Even the most tweeted and shared stories reach only a tiny fraction of users.

A key heuristic for filtering information is position, in part through what’s called the primacy effect: People pay more attention to things they see at the top of a list, which could translate into more retweets and such. In a 2014 experiment, for example, Lerman and collaborator Tad Hogg discovered that people were three to five times more likely to recommend stories at the top of a list (of 100 items) than those in the middle or near the bottom.

Now, imagine how the primacy effect plays out on Twitter. Since Twitter feeds always start with the most recent tweets at the top, its users are more likely to retweet the most recent stories. In fact, the probability a person retweets something drops precipitously just minutes after it first shows up. That effect is amplified for more-connected users.

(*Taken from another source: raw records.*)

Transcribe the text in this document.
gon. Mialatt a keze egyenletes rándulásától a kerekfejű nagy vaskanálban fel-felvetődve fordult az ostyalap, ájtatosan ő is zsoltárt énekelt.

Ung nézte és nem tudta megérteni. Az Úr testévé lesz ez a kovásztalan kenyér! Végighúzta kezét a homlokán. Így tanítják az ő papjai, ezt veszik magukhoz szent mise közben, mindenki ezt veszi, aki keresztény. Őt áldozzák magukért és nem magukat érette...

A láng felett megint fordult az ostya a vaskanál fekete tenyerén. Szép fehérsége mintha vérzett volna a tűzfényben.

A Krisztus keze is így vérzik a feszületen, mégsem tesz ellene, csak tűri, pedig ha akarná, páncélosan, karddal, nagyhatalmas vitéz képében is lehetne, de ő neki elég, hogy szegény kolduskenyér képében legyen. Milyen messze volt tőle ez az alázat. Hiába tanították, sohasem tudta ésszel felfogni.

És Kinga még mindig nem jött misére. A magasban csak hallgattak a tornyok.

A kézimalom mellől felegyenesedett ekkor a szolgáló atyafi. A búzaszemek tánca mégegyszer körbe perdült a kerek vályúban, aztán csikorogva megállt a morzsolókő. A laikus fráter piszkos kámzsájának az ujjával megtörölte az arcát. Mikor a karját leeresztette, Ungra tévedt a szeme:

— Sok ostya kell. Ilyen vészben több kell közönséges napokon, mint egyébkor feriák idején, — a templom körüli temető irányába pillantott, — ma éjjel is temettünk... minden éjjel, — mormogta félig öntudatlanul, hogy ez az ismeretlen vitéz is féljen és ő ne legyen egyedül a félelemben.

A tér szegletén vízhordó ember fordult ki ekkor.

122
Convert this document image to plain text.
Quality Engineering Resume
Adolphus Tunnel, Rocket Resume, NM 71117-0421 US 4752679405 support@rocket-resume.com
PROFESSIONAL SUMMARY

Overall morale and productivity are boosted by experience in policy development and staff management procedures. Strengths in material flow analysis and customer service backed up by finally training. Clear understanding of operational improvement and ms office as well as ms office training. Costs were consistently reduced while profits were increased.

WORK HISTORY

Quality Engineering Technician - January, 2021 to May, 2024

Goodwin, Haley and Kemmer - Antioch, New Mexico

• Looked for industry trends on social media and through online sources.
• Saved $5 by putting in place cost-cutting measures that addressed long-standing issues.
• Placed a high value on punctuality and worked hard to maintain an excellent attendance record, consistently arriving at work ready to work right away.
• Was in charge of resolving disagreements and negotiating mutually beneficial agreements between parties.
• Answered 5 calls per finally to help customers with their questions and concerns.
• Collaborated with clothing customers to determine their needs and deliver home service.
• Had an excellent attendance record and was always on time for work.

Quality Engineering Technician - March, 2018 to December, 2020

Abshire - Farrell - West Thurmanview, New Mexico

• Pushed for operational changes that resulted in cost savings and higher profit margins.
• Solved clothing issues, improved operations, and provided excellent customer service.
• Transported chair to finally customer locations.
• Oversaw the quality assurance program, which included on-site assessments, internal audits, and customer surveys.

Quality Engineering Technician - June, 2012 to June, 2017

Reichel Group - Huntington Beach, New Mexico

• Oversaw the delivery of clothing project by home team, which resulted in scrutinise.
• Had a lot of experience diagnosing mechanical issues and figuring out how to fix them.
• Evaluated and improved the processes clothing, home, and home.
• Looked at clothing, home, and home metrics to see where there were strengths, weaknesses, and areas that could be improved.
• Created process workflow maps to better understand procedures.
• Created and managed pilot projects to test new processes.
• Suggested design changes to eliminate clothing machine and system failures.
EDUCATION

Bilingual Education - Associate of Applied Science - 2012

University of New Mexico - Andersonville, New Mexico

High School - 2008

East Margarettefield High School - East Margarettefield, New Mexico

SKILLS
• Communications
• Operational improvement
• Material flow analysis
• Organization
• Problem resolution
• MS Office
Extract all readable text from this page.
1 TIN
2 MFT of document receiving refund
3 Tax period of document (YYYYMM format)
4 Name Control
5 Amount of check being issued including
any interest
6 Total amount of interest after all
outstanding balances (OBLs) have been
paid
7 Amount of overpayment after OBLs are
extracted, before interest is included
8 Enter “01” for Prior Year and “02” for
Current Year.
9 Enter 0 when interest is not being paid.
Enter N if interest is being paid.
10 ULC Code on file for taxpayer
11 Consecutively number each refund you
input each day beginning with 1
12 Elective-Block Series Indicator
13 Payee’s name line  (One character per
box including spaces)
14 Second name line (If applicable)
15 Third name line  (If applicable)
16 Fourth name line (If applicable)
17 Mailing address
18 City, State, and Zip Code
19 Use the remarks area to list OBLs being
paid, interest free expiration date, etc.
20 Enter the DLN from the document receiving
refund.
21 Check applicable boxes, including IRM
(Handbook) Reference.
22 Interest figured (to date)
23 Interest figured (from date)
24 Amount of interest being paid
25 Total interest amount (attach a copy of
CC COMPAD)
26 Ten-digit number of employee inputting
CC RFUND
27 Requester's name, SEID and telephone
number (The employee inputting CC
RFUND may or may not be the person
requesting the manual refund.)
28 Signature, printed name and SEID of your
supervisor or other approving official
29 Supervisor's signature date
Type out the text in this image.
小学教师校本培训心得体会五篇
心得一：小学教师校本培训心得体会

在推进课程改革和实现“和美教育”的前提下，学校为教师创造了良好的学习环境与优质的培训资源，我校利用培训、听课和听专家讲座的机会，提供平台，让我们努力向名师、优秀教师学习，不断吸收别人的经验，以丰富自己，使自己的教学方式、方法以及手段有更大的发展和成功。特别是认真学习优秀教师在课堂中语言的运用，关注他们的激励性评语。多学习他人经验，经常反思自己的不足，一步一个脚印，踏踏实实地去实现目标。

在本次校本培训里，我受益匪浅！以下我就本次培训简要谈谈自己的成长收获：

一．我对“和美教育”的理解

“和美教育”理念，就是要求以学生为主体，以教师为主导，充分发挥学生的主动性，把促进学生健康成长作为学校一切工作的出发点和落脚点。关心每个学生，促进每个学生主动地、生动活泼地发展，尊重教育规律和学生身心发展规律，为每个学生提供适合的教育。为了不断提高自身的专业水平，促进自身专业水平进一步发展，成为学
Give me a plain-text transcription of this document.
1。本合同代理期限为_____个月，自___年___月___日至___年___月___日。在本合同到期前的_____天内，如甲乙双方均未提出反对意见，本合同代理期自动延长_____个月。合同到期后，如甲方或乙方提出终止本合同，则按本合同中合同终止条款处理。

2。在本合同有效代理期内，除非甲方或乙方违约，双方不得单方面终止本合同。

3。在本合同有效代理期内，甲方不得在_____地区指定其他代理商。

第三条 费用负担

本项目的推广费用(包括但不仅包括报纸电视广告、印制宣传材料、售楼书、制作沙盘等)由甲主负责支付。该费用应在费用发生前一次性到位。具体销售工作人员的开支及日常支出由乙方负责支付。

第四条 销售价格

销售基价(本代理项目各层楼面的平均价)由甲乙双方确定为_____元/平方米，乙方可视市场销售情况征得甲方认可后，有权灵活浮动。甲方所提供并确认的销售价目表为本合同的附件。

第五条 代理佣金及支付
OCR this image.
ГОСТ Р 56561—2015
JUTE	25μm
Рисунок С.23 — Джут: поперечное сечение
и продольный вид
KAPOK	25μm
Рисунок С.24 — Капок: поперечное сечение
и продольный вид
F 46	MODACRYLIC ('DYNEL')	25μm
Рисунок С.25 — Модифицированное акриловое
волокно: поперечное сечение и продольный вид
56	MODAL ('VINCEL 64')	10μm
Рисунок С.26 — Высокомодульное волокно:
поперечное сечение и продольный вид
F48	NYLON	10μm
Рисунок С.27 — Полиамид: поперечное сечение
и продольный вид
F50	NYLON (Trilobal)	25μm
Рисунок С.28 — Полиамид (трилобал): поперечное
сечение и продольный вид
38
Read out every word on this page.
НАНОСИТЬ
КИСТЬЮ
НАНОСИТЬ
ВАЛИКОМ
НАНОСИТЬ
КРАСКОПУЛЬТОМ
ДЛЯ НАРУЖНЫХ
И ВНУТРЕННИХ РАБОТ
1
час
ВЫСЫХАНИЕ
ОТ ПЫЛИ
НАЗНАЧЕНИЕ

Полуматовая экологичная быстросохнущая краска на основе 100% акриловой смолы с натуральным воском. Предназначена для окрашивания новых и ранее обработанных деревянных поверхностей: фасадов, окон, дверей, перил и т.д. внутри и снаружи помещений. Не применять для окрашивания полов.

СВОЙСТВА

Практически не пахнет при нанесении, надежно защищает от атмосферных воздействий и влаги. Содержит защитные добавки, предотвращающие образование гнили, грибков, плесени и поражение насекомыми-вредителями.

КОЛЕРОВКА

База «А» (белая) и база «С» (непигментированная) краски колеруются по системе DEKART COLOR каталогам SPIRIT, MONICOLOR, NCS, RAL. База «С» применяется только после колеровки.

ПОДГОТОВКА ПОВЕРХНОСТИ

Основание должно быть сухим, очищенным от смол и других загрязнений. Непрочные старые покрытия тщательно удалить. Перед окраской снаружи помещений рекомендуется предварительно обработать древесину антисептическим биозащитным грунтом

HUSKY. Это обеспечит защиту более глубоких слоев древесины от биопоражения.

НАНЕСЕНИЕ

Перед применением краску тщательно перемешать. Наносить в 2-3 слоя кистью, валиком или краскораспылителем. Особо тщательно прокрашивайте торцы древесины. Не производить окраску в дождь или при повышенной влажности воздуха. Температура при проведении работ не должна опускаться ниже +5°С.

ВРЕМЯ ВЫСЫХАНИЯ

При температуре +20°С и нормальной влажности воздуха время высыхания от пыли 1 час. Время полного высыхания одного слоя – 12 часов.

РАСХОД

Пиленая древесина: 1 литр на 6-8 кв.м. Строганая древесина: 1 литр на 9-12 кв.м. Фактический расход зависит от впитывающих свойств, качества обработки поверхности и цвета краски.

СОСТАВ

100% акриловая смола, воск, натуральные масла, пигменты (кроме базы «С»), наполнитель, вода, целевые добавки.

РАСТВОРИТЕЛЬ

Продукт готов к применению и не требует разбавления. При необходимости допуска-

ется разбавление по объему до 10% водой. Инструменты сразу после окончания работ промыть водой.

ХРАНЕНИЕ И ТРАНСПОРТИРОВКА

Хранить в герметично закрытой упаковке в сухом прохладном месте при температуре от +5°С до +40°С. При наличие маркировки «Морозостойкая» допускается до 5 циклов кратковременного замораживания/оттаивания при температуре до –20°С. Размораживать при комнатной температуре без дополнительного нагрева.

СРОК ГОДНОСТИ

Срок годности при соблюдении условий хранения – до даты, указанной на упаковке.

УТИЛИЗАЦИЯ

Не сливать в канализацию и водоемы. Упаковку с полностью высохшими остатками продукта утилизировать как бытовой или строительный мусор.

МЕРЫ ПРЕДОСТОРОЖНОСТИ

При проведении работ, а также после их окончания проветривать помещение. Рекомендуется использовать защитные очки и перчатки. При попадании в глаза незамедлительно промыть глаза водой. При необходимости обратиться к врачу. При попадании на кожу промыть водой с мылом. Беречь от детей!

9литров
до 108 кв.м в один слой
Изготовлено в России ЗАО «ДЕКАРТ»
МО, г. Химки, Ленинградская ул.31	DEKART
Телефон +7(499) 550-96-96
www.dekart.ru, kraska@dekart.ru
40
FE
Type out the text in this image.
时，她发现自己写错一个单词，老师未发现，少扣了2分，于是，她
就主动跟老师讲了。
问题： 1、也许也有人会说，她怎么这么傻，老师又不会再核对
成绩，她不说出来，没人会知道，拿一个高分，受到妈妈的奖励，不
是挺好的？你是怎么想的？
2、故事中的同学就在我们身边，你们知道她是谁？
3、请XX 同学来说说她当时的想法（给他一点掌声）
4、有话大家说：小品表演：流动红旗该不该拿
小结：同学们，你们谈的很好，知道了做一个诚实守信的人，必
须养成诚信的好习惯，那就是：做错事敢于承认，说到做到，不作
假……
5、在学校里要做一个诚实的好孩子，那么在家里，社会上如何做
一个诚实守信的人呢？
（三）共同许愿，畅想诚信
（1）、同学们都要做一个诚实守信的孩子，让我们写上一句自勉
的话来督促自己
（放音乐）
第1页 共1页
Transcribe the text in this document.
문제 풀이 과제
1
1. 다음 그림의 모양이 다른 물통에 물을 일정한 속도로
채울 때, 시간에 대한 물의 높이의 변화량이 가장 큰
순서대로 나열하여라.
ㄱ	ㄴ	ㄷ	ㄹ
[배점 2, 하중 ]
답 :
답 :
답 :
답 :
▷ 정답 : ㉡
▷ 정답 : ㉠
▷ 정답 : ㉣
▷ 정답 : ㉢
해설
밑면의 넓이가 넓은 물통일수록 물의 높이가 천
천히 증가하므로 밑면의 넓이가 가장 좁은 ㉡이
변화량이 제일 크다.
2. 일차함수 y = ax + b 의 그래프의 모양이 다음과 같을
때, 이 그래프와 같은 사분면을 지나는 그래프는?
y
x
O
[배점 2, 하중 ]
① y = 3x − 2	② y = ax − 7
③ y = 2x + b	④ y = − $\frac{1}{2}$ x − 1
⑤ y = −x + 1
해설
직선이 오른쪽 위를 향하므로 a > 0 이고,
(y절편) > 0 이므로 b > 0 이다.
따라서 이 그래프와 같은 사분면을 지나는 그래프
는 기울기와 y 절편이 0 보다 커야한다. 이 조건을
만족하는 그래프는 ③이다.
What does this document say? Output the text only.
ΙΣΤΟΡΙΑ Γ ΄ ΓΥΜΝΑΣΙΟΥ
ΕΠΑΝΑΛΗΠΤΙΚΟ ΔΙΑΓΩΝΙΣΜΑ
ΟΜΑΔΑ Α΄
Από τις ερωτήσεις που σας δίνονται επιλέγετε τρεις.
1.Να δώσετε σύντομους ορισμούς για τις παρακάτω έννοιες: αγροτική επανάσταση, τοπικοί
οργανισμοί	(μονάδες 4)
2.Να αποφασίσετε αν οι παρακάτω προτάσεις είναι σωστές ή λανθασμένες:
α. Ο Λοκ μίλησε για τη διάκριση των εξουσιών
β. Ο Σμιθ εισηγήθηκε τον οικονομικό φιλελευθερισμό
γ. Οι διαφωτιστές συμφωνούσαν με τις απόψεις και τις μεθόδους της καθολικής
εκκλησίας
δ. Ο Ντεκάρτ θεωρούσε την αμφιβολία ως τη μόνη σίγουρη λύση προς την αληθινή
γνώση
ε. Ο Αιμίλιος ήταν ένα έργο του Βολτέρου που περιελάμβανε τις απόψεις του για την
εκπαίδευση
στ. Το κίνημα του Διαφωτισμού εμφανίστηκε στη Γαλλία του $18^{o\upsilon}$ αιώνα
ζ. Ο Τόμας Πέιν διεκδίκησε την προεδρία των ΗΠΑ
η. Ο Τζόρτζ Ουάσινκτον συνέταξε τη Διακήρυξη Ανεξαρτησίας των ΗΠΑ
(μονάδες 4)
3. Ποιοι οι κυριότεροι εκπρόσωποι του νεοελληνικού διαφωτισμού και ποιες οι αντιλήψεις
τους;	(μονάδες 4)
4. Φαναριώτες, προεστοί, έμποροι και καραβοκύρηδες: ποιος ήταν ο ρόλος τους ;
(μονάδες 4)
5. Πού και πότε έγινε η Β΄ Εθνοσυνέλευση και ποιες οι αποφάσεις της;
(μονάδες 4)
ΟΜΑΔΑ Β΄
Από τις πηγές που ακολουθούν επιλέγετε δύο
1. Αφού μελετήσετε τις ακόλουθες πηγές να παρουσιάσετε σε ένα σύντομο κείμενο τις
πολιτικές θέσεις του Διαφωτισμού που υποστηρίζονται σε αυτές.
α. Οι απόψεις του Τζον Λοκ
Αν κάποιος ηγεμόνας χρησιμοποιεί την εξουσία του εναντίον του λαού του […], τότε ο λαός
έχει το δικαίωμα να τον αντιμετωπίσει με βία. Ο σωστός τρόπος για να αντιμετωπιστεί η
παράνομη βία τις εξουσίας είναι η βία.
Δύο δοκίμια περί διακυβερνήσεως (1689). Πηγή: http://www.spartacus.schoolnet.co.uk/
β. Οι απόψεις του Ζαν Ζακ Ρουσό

Because they follow more people, many more stories flow through their feeds, and they’re much less likely to even be exposed to any one story—so much so that they have at most about a 20 percent chance of retweeting anything, even when 100 people they follow have also tweeted it.

What this adds up to, Lerner writes, is that, even if tweets infected people in the same way as biological viruses, the chance of being exposed to any particular item is very small—and without exposure, there can be no epidemic.

“The few success stories … keep marketers searching for formulas for creating viral campaigns. Success, however, is rare,” Lerner writes, in large part because our brains make it so hard to get infected.